You're very welcome! Comments in the code make finding bugs easier
Fortunately, the Math::BigInt module is fairly commented (but, as
always, I wish there were more comments).

>
> T/TE/TELS/math/Math-BigInt-1.70.tar.gz
>
> I installed it and the bug is still there.

Oh, sorry... I forgot to mention that the version I used that
didn't have the bug was a very old version. Let me check real
quick... the old version (without the bug) is \$VERSION='0.01' (that's
quite an old version) whereas the more recent version (the one with
the bug) is \$VERSION='1.60'.

The old version's Math::BigInt objects were simply references to
scalar strings, but the newer versions of Math::BigInt have objects
that are references to hashes, with "value" and "sign" as attributes.

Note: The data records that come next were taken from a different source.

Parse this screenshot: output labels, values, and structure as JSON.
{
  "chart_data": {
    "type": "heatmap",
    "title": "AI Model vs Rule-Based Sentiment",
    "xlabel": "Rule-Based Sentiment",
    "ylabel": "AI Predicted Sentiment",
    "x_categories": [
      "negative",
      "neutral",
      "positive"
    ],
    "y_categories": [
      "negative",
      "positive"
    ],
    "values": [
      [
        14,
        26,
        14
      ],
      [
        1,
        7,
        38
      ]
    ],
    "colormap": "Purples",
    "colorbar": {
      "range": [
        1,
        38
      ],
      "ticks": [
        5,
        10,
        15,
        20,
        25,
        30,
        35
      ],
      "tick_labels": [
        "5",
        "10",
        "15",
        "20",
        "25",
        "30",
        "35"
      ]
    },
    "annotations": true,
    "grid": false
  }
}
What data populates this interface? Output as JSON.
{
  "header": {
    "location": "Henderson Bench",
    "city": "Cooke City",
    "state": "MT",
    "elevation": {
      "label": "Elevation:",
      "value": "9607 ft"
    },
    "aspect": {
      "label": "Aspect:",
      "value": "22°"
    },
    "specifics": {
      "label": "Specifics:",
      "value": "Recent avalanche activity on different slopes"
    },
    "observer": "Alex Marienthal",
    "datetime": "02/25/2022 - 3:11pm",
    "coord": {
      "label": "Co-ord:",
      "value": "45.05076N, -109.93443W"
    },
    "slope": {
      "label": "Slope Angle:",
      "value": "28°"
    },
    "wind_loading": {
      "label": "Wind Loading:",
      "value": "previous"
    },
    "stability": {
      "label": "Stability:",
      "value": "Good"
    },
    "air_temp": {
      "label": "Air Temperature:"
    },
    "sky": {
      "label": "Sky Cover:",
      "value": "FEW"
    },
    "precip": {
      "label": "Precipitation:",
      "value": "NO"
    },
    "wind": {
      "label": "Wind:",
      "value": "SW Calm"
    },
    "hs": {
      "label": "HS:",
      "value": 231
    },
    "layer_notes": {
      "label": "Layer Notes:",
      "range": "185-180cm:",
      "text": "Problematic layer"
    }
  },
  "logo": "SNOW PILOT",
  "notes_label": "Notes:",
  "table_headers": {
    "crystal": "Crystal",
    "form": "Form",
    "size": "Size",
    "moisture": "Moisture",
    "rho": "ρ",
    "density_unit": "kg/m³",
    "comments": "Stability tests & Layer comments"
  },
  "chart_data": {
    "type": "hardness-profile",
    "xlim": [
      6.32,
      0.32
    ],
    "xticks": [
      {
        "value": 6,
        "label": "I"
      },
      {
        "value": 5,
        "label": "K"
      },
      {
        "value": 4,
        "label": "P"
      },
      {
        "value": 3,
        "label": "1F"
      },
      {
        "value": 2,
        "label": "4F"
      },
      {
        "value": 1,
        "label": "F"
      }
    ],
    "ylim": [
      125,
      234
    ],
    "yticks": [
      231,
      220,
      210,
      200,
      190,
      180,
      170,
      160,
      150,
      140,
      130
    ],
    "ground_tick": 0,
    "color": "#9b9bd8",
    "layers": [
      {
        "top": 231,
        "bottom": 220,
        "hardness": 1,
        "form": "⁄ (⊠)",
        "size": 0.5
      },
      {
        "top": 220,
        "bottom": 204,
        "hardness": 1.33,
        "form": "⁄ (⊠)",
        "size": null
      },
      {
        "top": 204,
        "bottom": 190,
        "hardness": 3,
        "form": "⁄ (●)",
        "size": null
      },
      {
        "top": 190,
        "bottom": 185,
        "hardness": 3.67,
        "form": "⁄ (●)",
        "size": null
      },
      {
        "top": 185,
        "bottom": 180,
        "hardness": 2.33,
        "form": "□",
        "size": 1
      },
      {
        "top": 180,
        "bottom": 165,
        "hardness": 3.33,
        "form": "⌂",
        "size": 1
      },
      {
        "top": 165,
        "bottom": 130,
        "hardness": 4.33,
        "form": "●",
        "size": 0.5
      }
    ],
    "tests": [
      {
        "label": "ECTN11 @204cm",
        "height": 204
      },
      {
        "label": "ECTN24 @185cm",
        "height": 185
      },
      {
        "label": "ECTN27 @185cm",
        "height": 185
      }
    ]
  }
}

I've been tinkering around a bit more with the Math::BigInt and
Math::BigFloat modules, and I discovered more things related to the
bug:

Here's another quick fix: Use a text editor to comment out the:

'-=' => sub { \$_[0]->bsub(\$_[1]); },
'/=' => sub { scalar \$_[0]->bdiv(\$_[1]); },

lines in the "use overload" pragma in the Math/BigInt.pm module. This
will prevent the '-=' and '/=' operators from being overloaded.
Instead they will be autogenerated from the '-' and the '/' operators.
Perl is smart enough to do this correctly, avoiding the bug found in
Math::BigInt::bsub().

In fact, the old version of Math::BigInt didn't overload any
assignment mutators (like '+=', '-=', '*=', '/=', etc.) because Perl
automagically autogenerated them.

(I originally found this confusing, even after reading "perldoc
overload". Therefore, two weeks ago I decided to study this a bit. I
posted a write-up of my findings on comp.lang.perl.misc on June 26,
2004 with the subject "Regarding copy constructors and mutators". I
expected to get some replies correcting me, suggesting advice, or
maybe even an occasional flame, but nobody replied. Maybe nobody
replied because there weren't any errors, or maybe because nobody
bothered to read it... Either way, studying this helped me find the

Anyway, removing (or commenting out) the '-=' and '/=' lines in the
"use overload" pragma of Math::BigInt will fix the problem in both
Math::BigInt and in Math::BigFloat (due to the fact that
Math::BigFloat inherits from Math::BigInt, as Anno said). This is
just a temporary fix, of course, since a comment near the top of the
BigInt.pm module explains that the assignment mutators are overloaded
as shortcuts for speed. In other words, they don't have to be
overloaded, but they are for efficiency. Unfortunately, this allowed
for the bug you found, Peter. The optimal fix would be to fix the bug
inside Math::BigInt::bsub() (and the one probably in
Math::BigInt::bdiv()).

I don't know if this reply explained anything more clearly or just
made things more confusing, but I'm posting it nevertheless.

Happy Perling,

-- Jean-Luc Romano